Consider your origins: Parental social class and preferences for redistribution in the United States from 1977 to 2018
Social Science Research, February 2023
Capitalizing on the newly available and consistent coding of detailed occupations for the General Social Surveys (GSS), this article examines the link between class origins and public support for redistribution in the United States from 1977 through 2018. The findings reveal significant net associations between class origins and preferences for redistribution. Individuals with farming-class or working-class origins are more supportive of government action to reduce inequality than individuals with salariat-class origins. These class-origin differences are associated with individuals' current socioeconomic characteristics but are not fully accounted for by these factors. In addition, individuals in more privileged class positions have increased their support for redistribution over time. Attitudes toward federal income taxes are also analyzed as an additional measure of redistribution preferences. Overall, the findings suggest a continuing role of class origin in determining support for redistribution.
Public Education Expenditures, Growth and Income Inequality
Lionel Artige & Laurent Cavenaile
Journal of Economic Theory, forthcoming
This paper analyzes the relationship between public education spending, long-run growth and income inequality. We propose an endogenous growth model with occupational choice and an endogenous supply of teachers and education quality. We show that endogenous school quality alters the shape of those relationships in a way that has new policy implications.

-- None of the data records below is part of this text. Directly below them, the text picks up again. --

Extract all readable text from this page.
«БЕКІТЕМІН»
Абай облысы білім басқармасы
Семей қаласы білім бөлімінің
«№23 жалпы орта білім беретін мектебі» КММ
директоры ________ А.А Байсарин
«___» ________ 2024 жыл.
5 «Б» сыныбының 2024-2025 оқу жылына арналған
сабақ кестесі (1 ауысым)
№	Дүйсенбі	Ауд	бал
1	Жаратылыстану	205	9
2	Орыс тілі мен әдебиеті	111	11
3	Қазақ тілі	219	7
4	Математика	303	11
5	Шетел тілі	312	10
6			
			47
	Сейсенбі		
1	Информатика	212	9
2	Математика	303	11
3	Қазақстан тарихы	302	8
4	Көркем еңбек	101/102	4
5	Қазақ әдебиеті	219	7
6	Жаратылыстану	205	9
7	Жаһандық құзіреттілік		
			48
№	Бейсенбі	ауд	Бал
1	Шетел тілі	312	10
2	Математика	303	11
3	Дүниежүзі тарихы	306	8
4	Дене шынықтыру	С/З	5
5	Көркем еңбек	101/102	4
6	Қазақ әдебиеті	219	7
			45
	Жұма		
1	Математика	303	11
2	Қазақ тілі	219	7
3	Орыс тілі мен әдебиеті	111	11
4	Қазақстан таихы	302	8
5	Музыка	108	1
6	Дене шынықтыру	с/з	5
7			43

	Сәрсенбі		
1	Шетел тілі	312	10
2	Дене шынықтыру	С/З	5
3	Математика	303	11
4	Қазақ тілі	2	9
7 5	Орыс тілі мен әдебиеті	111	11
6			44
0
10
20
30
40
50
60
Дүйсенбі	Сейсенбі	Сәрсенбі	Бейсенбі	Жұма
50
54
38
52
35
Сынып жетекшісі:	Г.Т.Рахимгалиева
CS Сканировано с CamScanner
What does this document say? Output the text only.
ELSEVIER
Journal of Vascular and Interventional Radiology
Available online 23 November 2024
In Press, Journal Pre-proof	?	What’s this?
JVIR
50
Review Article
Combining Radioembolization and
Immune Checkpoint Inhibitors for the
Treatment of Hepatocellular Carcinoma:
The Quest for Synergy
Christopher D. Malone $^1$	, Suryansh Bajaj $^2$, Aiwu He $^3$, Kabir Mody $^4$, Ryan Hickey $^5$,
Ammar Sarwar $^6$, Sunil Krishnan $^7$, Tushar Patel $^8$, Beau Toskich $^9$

First, growth depends on the level of public education expenditures and on the shape of the human capital distribution. Second, the relationship between public education and inequality can be either positive or negative. Calibrating our model to US state data, we find that a significant share of states faces a trade-off between increasing growth and decreasing inequality through public education spending. We find that this trade-off is overall more likely in states with higher public education expenditures, teacher employment share and relative wage, and intergenerational mobility. Finally, the existence of such a trade-off depends on how public education spending is financed.